Noisy-ArcMix: Additive Noisy Angular Margin Loss Combined With Mixup Anomalous Sound Detection
This work addresses anomalous sound detection for industrial monitoring, offering incremental improvements in performance metrics.
The paper tackled the problem of insufficient intra-class compactness and angular disparity in unsupervised anomalous sound detection by proposing a training technique and architecture that emphasize important temporal regions, resulting in improvements of 0.90%, 0.83%, and 2.16% in AUC, pAUC, and mAUC over the state-of-the-art on the DCASE 2020 dataset.

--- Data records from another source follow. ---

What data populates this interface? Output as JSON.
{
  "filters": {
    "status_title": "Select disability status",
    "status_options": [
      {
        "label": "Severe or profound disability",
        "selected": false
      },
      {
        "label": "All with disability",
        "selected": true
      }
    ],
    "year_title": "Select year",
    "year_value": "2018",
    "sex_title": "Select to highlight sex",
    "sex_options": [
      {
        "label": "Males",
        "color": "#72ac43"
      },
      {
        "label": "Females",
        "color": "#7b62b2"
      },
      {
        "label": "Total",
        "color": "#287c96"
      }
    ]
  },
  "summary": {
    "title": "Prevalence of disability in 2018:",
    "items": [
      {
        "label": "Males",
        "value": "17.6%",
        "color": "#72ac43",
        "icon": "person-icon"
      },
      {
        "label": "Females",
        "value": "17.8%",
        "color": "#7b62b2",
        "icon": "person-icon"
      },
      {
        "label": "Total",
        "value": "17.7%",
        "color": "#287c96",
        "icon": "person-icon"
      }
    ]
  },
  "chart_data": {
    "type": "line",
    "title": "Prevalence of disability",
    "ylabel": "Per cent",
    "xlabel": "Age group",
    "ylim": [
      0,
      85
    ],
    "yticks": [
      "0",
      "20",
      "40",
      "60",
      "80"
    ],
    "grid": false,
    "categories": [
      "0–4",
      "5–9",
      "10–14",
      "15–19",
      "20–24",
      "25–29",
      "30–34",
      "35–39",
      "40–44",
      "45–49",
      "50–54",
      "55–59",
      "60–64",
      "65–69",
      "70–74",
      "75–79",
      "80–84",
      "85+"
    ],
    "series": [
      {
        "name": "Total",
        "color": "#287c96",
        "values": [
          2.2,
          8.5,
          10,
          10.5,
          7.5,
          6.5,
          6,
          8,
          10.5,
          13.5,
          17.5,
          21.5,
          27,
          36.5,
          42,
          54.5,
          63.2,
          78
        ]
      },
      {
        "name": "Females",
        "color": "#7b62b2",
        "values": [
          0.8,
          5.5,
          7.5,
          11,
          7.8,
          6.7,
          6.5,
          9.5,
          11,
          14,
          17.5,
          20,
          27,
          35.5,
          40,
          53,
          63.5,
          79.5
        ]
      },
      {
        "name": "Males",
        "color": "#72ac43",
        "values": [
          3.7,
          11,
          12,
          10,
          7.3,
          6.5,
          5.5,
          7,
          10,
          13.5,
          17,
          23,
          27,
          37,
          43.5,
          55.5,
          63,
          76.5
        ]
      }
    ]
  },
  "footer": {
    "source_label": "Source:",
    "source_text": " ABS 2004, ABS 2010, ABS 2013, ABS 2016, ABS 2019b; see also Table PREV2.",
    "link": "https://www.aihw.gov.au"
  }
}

Unsupervised anomalous sound detection (ASD) aims to identify anomalous sounds by learning the features of normal operational sounds and sensing their deviations. Recent approaches have focused on the self-supervised task utilizing the classification of normal data, and advanced models have shown that securing representation space for anomalous data is important through representation learning yielding compact intra-class and well-separated intra-class distributions. However, we show that conventional approaches often fail to ensure sufficient intra-class compactness and exhibit angular disparity between samples and their corresponding centers. In this paper, we propose a training technique aimed at ensuring intra-class compactness and increasing the angle gap between normal and abnormal samples. Furthermore, we present an architecture that extracts features for important temporal regions, enabling the model to learn which time frames should be emphasized or suppressed. Experimental results demonstrate that the proposed method achieves the best performance giving 0.90%, 0.83%, and 2.16% improvement in terms of AUC, pAUC, and mAUC, respectively, compared to the state-of-the-art method on DCASE 2020 Challenge Task2 dataset.